Море дышит велико — страница 38 из 56

В зрительном зале смеялись. Только Макар Плато­нович Тирешкин и старший лейтенант медицинской службы Мочалов не находили повода для неприлично­го веселья. Первый по долгу службы, а второй выру­гался и сказал, что перед отъездом в Одессу для съе­мок героического заплыва в теплой черноморской во­дице киношникам полезно было бы поглядеть, как ве­дут себя крысы, когда их выкидывают за борт. Уж грызунам-то живучести не занимать.
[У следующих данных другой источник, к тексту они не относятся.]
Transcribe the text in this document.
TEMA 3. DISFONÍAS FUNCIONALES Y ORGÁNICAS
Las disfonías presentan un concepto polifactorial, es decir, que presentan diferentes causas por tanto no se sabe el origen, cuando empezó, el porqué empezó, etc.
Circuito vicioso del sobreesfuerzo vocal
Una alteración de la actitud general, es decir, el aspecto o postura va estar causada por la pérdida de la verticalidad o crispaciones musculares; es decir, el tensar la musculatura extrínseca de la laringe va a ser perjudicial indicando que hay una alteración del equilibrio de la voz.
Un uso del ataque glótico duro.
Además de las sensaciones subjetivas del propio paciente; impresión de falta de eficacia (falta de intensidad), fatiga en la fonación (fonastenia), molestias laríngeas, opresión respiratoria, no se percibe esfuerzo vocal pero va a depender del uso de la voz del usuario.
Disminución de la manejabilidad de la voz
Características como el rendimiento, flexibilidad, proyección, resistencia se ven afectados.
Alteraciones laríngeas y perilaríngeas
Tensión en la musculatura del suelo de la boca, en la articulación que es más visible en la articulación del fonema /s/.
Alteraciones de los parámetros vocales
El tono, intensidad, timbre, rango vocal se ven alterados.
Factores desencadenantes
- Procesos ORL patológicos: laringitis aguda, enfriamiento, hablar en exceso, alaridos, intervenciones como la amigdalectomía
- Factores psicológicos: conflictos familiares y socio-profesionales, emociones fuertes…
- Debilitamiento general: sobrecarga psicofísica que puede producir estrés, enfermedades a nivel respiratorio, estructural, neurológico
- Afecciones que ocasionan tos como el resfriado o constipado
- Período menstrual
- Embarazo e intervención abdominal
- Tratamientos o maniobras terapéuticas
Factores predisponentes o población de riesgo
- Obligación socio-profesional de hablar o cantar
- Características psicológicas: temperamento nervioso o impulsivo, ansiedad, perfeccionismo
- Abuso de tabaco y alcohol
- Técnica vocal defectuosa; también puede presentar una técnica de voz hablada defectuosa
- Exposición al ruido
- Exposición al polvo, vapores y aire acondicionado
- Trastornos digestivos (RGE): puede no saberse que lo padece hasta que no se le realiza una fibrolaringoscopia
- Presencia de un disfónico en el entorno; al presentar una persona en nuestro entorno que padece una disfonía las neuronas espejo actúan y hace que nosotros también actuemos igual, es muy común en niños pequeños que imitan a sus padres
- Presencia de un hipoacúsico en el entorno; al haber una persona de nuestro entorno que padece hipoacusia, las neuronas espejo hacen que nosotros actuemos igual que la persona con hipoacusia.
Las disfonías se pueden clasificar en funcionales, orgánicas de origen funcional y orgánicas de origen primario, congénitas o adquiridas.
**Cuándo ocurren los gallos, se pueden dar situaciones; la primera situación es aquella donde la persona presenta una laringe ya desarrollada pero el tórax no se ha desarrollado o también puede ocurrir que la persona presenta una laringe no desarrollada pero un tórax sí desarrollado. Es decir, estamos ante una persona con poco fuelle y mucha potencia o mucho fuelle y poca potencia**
Это было уже слишком. Циничное сравнение Ро­мана покоробило лейтенанта Чеголина. И вообще при­дирки показались ему мелочными. Артисты играли за­мечательно. Какое дело широкому зрителю до подроб­ностей, заметных лишь морякам? Тем более что фильм не был документальным. Фильм обобщал худо­жественно, и капитан третьего ранга Тирешкин после сеанса рекомендовал широко использовать картину для воспитания личного состава на боевых тради­циях. А старшина первой статьи Рочин при выходе из кинозала высказался коротко, но исчерпывающе. Как в душу плюнул. Чеголин не мог пропустить его ругань мимо ушей, тем более что она была пу­бличной.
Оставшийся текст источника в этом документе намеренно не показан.